Im Zentrum steht dabei die 2,8 Milliarden US-Dollar schwere Übernahme der brasilianischen Serra Verde Group. CEO Barbara Humpton bezeichnete die Transaktion in einem Interview mit Bloomberg als „transformativ“. Der Abschluss der Übernahme wird für das dritte Quartal 2026 erwartet und soll USA Rare Earth zu einem weltweit führenden Akteur im Bereich der Seltenen Erden machen. Diese Rohstoffe sind essenziell für die Herstellung von Magneten, die in der Unterhaltungselektronik, der Automobilindustrie und der Verteidigungstechnik eingesetzt werden.
Strategische Expansion und rechtlicher Gegenwind
Parallel zur Expansion nach Brasilien konkretisiert das Unternehmen die Fusion mit Texas Mineral Resources (TMRC). In diesem Zusammenhang wurde am 16. Juli 2026 eine Änderung der Fusionsvereinbarung mit der SVRE Holdings bekannt gegeben, welche den Abschluss an einen Abnahmevertrag vom 20. April 2026 knüpft. Im Rahmen der Zusammenführung mit TMRC sollen die Aktionäre insgesamt 3.823.328 Stammaktien von USA Rare Earth erhalten.

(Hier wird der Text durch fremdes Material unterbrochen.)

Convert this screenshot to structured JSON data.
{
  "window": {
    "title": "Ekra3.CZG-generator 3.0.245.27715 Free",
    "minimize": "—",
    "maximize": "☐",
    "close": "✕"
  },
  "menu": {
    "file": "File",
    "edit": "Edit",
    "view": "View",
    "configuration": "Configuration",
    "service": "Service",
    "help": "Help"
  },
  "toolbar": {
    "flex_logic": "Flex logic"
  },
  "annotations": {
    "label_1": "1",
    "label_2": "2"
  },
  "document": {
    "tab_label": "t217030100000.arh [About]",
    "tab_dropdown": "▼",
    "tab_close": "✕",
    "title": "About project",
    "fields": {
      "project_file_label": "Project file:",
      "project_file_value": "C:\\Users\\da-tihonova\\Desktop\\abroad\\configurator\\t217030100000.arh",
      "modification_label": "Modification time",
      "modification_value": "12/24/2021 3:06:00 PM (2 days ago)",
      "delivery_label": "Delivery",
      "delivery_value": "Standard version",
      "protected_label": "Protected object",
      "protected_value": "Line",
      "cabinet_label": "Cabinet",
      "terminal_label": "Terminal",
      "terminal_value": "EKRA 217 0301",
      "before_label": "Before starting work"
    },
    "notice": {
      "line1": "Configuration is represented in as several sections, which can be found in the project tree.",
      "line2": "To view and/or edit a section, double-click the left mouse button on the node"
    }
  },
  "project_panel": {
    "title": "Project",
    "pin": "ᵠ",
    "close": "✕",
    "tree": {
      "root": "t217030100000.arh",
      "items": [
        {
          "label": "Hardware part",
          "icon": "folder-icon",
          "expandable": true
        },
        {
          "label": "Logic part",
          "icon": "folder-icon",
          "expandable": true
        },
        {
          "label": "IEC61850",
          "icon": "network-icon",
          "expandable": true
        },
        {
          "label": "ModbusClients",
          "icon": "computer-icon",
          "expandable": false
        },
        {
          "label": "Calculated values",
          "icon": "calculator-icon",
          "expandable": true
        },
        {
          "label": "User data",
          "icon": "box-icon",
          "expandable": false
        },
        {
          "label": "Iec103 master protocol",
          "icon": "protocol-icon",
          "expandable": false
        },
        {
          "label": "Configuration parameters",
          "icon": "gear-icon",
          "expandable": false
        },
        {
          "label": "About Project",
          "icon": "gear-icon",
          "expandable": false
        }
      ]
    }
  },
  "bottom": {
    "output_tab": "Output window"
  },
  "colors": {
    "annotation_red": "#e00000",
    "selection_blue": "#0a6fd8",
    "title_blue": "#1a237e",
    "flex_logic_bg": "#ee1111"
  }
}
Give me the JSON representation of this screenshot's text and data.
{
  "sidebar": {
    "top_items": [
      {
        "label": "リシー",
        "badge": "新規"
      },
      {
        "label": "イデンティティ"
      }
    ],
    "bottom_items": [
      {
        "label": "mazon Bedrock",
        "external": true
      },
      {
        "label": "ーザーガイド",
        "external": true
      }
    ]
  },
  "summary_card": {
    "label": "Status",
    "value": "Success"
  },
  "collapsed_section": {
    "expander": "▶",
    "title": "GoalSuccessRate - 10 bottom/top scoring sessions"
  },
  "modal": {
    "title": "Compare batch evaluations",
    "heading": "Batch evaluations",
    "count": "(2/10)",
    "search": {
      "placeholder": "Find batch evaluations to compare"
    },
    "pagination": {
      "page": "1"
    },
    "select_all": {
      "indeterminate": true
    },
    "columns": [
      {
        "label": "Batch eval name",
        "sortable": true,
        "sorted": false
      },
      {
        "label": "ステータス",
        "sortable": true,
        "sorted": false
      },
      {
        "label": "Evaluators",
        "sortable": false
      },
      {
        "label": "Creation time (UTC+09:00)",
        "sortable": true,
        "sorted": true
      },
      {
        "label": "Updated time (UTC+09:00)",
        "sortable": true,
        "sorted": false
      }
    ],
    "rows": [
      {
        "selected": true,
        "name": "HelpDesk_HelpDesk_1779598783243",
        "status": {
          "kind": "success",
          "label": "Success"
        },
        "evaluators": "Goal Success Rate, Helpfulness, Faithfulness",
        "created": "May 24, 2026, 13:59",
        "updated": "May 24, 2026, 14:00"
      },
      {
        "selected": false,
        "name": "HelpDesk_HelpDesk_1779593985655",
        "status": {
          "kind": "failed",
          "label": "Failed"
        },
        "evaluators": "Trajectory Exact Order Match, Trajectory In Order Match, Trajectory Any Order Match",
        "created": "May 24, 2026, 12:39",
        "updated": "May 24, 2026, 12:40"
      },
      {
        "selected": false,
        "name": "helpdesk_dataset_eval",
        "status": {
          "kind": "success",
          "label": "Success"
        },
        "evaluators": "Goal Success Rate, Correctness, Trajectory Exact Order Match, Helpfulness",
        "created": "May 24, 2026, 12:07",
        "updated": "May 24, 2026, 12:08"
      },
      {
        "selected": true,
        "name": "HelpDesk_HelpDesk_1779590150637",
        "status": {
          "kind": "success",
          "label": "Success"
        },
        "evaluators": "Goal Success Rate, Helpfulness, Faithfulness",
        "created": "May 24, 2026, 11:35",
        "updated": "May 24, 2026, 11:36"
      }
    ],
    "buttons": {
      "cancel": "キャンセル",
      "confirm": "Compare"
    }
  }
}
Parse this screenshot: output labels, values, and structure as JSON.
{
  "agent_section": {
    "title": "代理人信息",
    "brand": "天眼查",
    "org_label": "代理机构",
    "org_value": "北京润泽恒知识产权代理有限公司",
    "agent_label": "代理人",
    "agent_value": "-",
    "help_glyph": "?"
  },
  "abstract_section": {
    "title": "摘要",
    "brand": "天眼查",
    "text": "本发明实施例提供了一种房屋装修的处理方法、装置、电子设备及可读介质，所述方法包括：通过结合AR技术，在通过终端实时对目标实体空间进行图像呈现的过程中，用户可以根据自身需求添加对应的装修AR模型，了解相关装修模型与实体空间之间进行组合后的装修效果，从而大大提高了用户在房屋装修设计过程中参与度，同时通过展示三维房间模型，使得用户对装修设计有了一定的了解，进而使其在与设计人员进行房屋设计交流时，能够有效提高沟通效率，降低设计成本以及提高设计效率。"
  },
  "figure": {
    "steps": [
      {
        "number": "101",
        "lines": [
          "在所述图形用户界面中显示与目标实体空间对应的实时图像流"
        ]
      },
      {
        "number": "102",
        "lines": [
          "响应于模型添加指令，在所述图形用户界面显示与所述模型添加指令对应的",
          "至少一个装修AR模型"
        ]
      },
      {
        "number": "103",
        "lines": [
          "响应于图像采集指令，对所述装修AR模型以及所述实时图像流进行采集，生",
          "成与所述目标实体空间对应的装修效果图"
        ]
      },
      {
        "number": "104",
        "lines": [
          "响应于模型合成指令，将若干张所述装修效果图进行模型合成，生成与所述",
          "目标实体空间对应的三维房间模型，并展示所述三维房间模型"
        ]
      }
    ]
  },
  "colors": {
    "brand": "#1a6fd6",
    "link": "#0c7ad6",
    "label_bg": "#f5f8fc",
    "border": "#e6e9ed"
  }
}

Der Prozess wird jedoch von juristischen Auseinandersetzungen begleitet. Anfang Juli reichten die Aktionäre Anthony Malone und Nathan Turner Klagen gegen TMRC ein. Sie werfen dem Unternehmen vor, im Rahmen der Registrierungserklärung für die Fusion irreführende Angaben gemacht zu haben. Um Verzögerungen im Zeitplan zu vermeiden, veröffentlichten TMRC und USA Rare Earth am 17. Juli 2026 ergänzende Informationen bei der US-Börsenaufsicht SEC. Diese enthalten unter anderem detaillierte Finanzprognosen für das Round Top-Projekt, die von der Geschäftsführung Mitte Februar erstellt worden waren. Trotz der juristischen Vorbehalte halten die Unternehmen am Fusionsvorhaben fest.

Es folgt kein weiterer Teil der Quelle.